John Morgan

Personal information
- Full name: John Richard Morgan
- Date of birth: 1 October 1854
- Place of birth: Llansamlet, Swansea, Wales
- Date of death: 11 April 1937 (aged 83)
- Place of death: Bath, England
- Position(s): Full back

Senior career*
- Years: Team / Apps / (Gls)
- 1874–1877: Cambridge University
- Notts County / 0 / (0)
- 1877–1883: Derby School

International career
- 1877–1883: Wales / 10 / (2)

= John Morgan (footballer, born 1854) =

Welsh footballer

John Richard Morgan (1 October 1854 – 11 April 1937) was a Welsh international footballer who earned ten caps between 1877 and 1883.
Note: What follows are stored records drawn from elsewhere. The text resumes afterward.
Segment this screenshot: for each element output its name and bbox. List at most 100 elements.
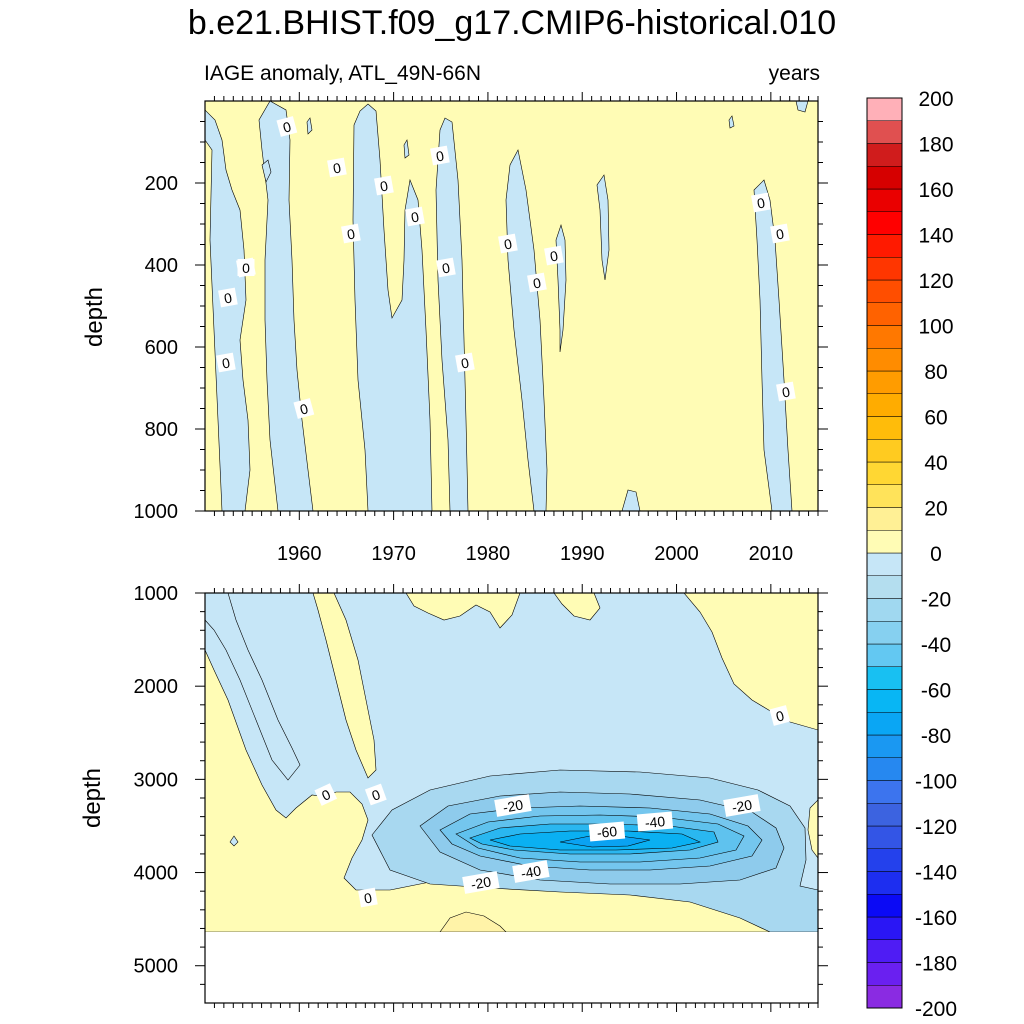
contour-label-text: -20 — [502, 796, 525, 815]
contour-label-text: -40 — [520, 862, 543, 881]
colorbar-tick-label: -200 — [915, 998, 957, 1021]
x-tick-label: 2000 — [654, 543, 699, 565]
colorbar-tick-label: -160 — [915, 907, 957, 930]
neg-region-k — [306, 117, 313, 135]
contour-label-text: 0 — [774, 707, 786, 725]
contour-label-text: 0 — [363, 889, 374, 906]
upper-axis-ticks — [195, 92, 828, 520]
contour-label-text: 0 — [332, 159, 343, 176]
colorbar-tick-label: -60 — [921, 680, 951, 703]
contour-label-text: 0 — [223, 289, 234, 306]
upper-contour-label: 0 — [293, 398, 315, 419]
contour-label-text: 0 — [346, 225, 357, 242]
contour-label-box — [494, 794, 532, 817]
lower-pos-upper-lobe — [368, 593, 521, 629]
upper-contour-label: 0 — [770, 223, 790, 244]
colorbar-tick-label: -140 — [915, 862, 957, 885]
contour-label-text: 0 — [298, 400, 310, 418]
contour-label-box — [364, 783, 387, 806]
lower-y-tick-label: 4000 — [134, 863, 179, 885]
upper-x-tick-labels: 1960 1970 1980 1990 2000 2010 — [277, 543, 793, 565]
x-tick-label: 1980 — [466, 543, 511, 565]
neg-region-m — [728, 115, 735, 129]
contour-label-box — [462, 871, 500, 894]
contour-label-text: 0 — [460, 354, 471, 371]
contour-label-box — [512, 860, 550, 883]
neg-region-h — [753, 179, 793, 511]
neg-region-g — [596, 174, 610, 281]
contour-label-text: 0 — [441, 259, 452, 276]
upper-contour-label: 0 — [405, 206, 425, 227]
colorbar-tick-label: 40 — [924, 452, 947, 475]
contour-label-box — [588, 821, 626, 842]
contour-label-box — [405, 206, 425, 227]
contour-label-text: 0 — [549, 247, 560, 264]
upper-contour-label: 0 — [237, 259, 255, 276]
lower-pos-upper-right — [683, 593, 818, 731]
colorbar-tick-label: 140 — [918, 225, 953, 248]
contour-label-box — [430, 145, 450, 166]
colorbar-tick-label: 80 — [924, 361, 947, 384]
colorbar-tick-label: 180 — [918, 134, 953, 157]
colorbar-tick-label: 160 — [918, 179, 953, 202]
upper-y-tick-label: 600 — [145, 337, 178, 359]
contour-label-text: 0 — [435, 147, 446, 164]
contour-label-text: 0 — [221, 354, 232, 371]
contour-label-box — [341, 223, 361, 244]
contour-label-box — [455, 352, 475, 373]
neg-region-e — [505, 149, 548, 511]
lower-y-tick-label: 1000 — [134, 583, 179, 605]
contour-label-box — [327, 157, 347, 178]
lower-contour-label: -40 — [512, 860, 550, 883]
contour-label-box — [358, 887, 378, 908]
contour-label-box — [218, 287, 238, 308]
neg-region-d — [435, 117, 469, 511]
x-tick-label: 1970 — [371, 543, 416, 565]
colorbar-tick-label: 100 — [918, 316, 953, 339]
upper-contour-label: 0 — [776, 381, 796, 402]
contour-label-box — [751, 192, 771, 213]
upper-contour-label: 0 — [455, 352, 475, 373]
upper-contour-label: 0 — [276, 116, 298, 137]
neg-region-c — [352, 103, 433, 511]
upper-y-tick-label: 200 — [145, 173, 178, 195]
neg-region-j — [261, 159, 272, 183]
upper-contour-label: 0 — [327, 157, 347, 178]
contour-label-text: 0 — [503, 235, 514, 252]
lower-contour-label: -20 — [494, 794, 532, 817]
colorbar-tick-label: 120 — [918, 270, 953, 293]
lower-axis-ticks — [195, 584, 828, 1012]
lower-contour-label: -40 — [636, 811, 674, 832]
colorbar-tick-label: -80 — [921, 725, 951, 748]
lower-panel: 1000 2000 3000 4000 5000 depth 0 0 0 0 -20 -20 -20… — [79, 583, 828, 1012]
lower-contour-label: 0 — [358, 887, 378, 908]
colorbar-frame — [866, 97, 903, 1009]
contour-label-box — [544, 245, 564, 266]
lower-contour-field — [205, 593, 818, 932]
chart-subtitle-left: IAGE anomaly, ATL_49N-66N — [204, 62, 482, 85]
contour-label-box — [293, 398, 315, 419]
colorbar-tick-label: 20 — [924, 498, 947, 521]
upper-contour-labels: 0000000000000000000 — [216, 116, 796, 419]
lower-contour-label: 0 — [314, 783, 338, 806]
upper-contour-label: 0 — [498, 233, 518, 254]
upper-y-tick-label: 1000 — [134, 501, 179, 523]
contour-label-text: -60 — [596, 823, 618, 841]
contour-label-box — [276, 116, 298, 137]
upper-panel: 200 400 600 800 1000 1960 1970 1980 1990 2000 201… — [81, 92, 828, 565]
lower-contour-labels: 0 0 0 0 -20 -20 -20 -40 -40 -60 — [314, 705, 791, 908]
contour-label-text: 0 — [281, 118, 293, 136]
lower-contour-label: -20 — [462, 871, 500, 894]
lower-pos-upper-lobe-2 — [553, 593, 601, 621]
colorbar-tick-label: -20 — [921, 589, 951, 612]
contour-label-box — [770, 223, 790, 244]
upper-y-tick-label: 400 — [145, 255, 178, 277]
contour-label-text: 0 — [379, 177, 390, 194]
lower-contour-label: 0 — [364, 783, 387, 806]
x-tick-label: 2010 — [749, 543, 794, 565]
colorbar-tick-label: -40 — [921, 634, 951, 657]
contour-label-text: -40 — [644, 813, 666, 831]
upper-contour-label: 0 — [374, 175, 394, 196]
neg-region-i — [621, 489, 641, 511]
Born at Llansamlet, near Swansea, Glamorgan, where his father, the Rev. Morgan Rice Morgan, was Vicar. He was educated at Oundle School and St John's School, Leatherhead, and from 1874 to 1878 studied at Jesus College, Cambridge. where he was awarded in 1877 a Blue for Association Football. He was Assistant Master at Park House School, Reading; Derby School, 1879–1883; and Somersetshire College, Bath. In 1885 he founded with his wife, Katherine Emily Bennett (1887-1942), Connaught House Preparatory School in Weymouth, Dorset. He retired in 1920 and died on 11 April 1937 at 13, Somerset Place, Bath, and was buried at Lansdown Cemetery, Bath, Somerset.